5. Michael Brown - Did a heckuva job managing Katrina, but really couldn't have been less funny about it. Never took the lead from crackups like Cheney (telling a senator to go fuck himself on the senate floor might never be topped in that building) or his boss Georgie (too numerous to mention). C'mon, Brownie. All those emails where people are pleading for assistance inside a SuperDome piled high with human waste? Couldn't he have made at least one doody joke? Your name is Brown, for fuck sake.

4. David Spade/Rob Schneider - These two must be part of the same scam. Certainly nobody pays to see them or laughs at anything they do or say. Spade seems to have filled a whiny slacker comedy niche which might have been an alternate career for the fey Ethan Hawke character in "Reality Bites." And Schneider would be more fun to watch if somebody would shave his head, lube him up and shove him inside that Git 'R Done Guy's fat ass.

3. Kevin Federline - Here's another guy who has yet to live up to his potential hilarity. His UPN reality show with his cheez doodle machine, Britney, only underscored the banality of celebrity.
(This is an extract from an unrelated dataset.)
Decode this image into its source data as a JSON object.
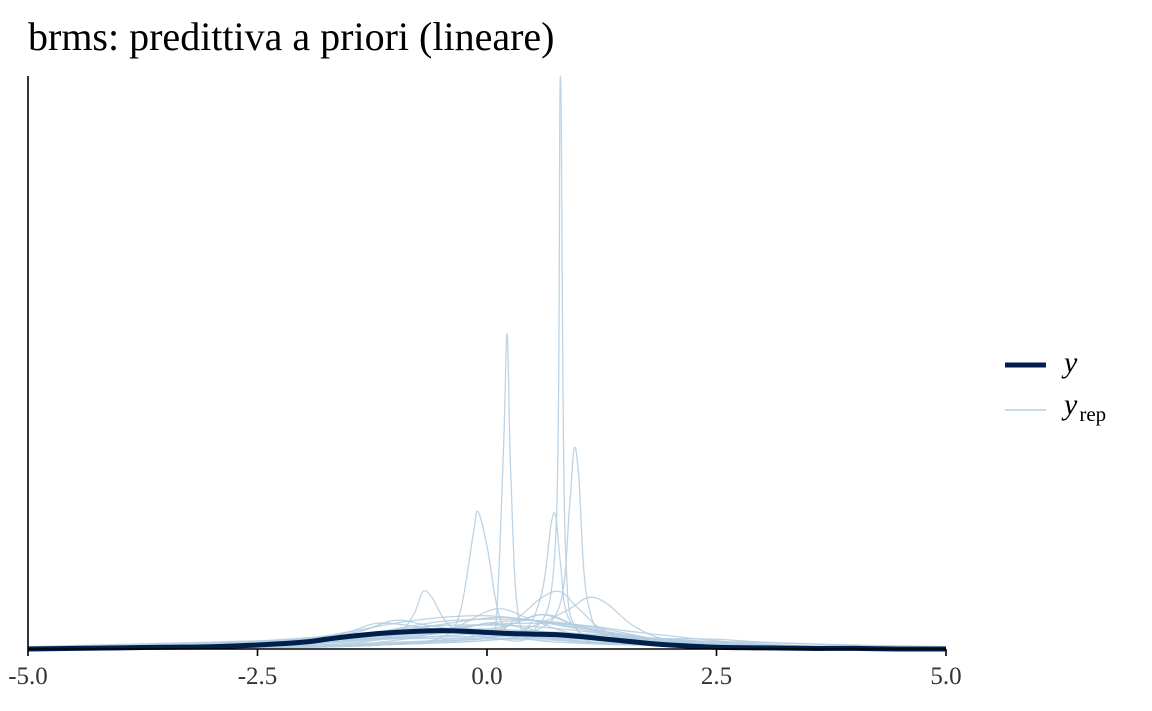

Give me Jessica Simpson-like brain meltdowns or druggy Bobby Brown constipation talk with Whitney. I realize every pairing can't match the potency for humor as Brigitte and Flavor Flav, but I think we can safely coin a term for the barrier on which you are pathetic enough to be hilarious but boring enough to be easily ignored: the federline.

2. The Chicago Cubs - In a year after the Boston Red Sox won their first World Series in 86 years, the Cubs watched their cross-town rivals win their first World Series in 88 years and couldn't even muster as much as a snit fit about their North American sports league leading 97-year drought. You'd think at least someone affiliated with the team -- or maybe just Jim Belushi -- might have vomited in public or something.

1. Terri Schiavo - One of the most photographed, televised and talked about people of 2005, Schiavo inspired an unprecidented special session of Congress and sparked a national debate about the end of life. Her reaction to all of this? Nothing but slack-jawed drooling and random eye movements. Jesus Christ, Terri. Sit there like a potato, why don'tcha. You think you could have risen to the occasion just a little?

2 comments:

Anonymous said...

Cubs (and fans) didn't riot, vomit or react after the Sox win because the Sox are still too boring to merit a response. And Sox fans were too busy beating up on helpless women in the stands to notice.

Anonymous said...

Best impression of Harry Caray was Robert Wuhl: "Look at that guy in the sombrerrrrro!"